There are generally two schools of thought on this issue, broadly promoted by the cyberpessimists and the cyberoptimists.

You can almost guess what I'm about to write next, right?

Why all scientists should blog: a case study

Although the PLoS Blogs network was rather new and traffic to our blog was lower than usual, the series hit a nerve.

The biggest nerve I managed to hit was that of BoingBoing.com, a very popular aggregator of interesting news stories which sent a good chunk of traffic our way.

All of this interest resulted in a total of 12,080 page views and over 70 comments from readers during the week of the series.

Put another way, the same research which I published in a prestigious medical journal and made basically no impact, was then viewed by over 12,000 sets of eyes because I decided to discuss it online.

And it doesn't end there.

Working with your Public/Media Relations office: A primer for researchers (by Andrew Careaga)

Ideally, the media relations folks on college campuses are valuable partners for scholar-bloggers who want to get their research ideas out to the public. PR folks should not serve as personal publicists for certain faculty members - although most of us in the PR field know of a few professors who would love it if that were the case. Rather, we are partners in disseminating scholarship. We can do so not only by publicizing faculty research, but also by talking about the researchers' own public-service blogging, and by pointing journalists and others to the researchers' own blogging efforts.

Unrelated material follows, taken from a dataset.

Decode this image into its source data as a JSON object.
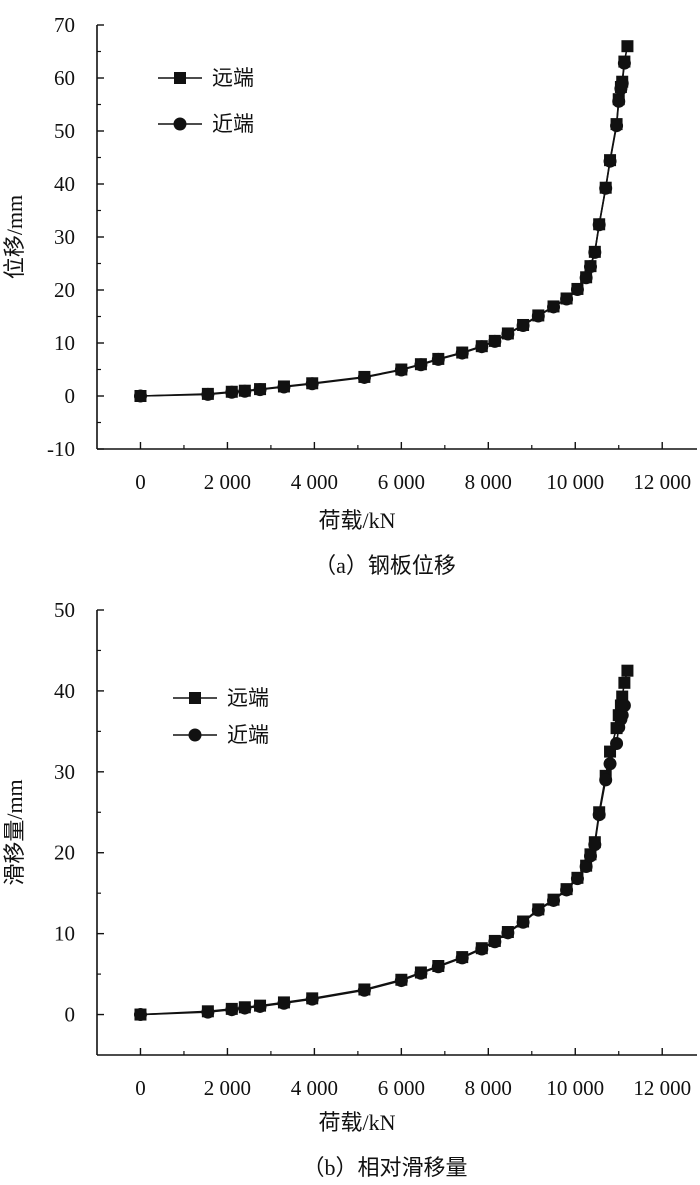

How to Promote Your Science Blog: ResearchBlogging.org

Research Blogging is a website that aggregates blog posts that discuss peer-reviewed research. The blog post must discuss the research in a relatively in-depth fashion (e.g. the post must do more than simply summarize the abstract), but this is something that many science blogs do on a fairly regular basis. If you discuss peer-reviewed studies on your blog, then you simply need to register your blog with Research Blogging, and then insert the Research Blogging citation code into each blog post which discusses a peer-reviewed journal article. For example, on our obesity blog roughly 1/3 to 1/2 of our posts discuss the results of a peer-reviewed paper, and so we include the Research Blogging code on each of those articles. These posts then get advertised on the Research Blogging main page, as well as the sidebar of the Scienceblogs network (Scienceblogs and Research Blogging are both owned by SEED media group). This is huge, as Scienceblogs is one of the most popular science websites in the world. So by signing up for Research Blogging, you are basically getting your work advertised for free, on a tremendously popular website that caters to people who like to read about science.

A project near and dear to my own heart, I wish them great success in spreading the word about the usefulness of blogging to scientists, academics and other professionals. They're soliciting suggestions and feedback here.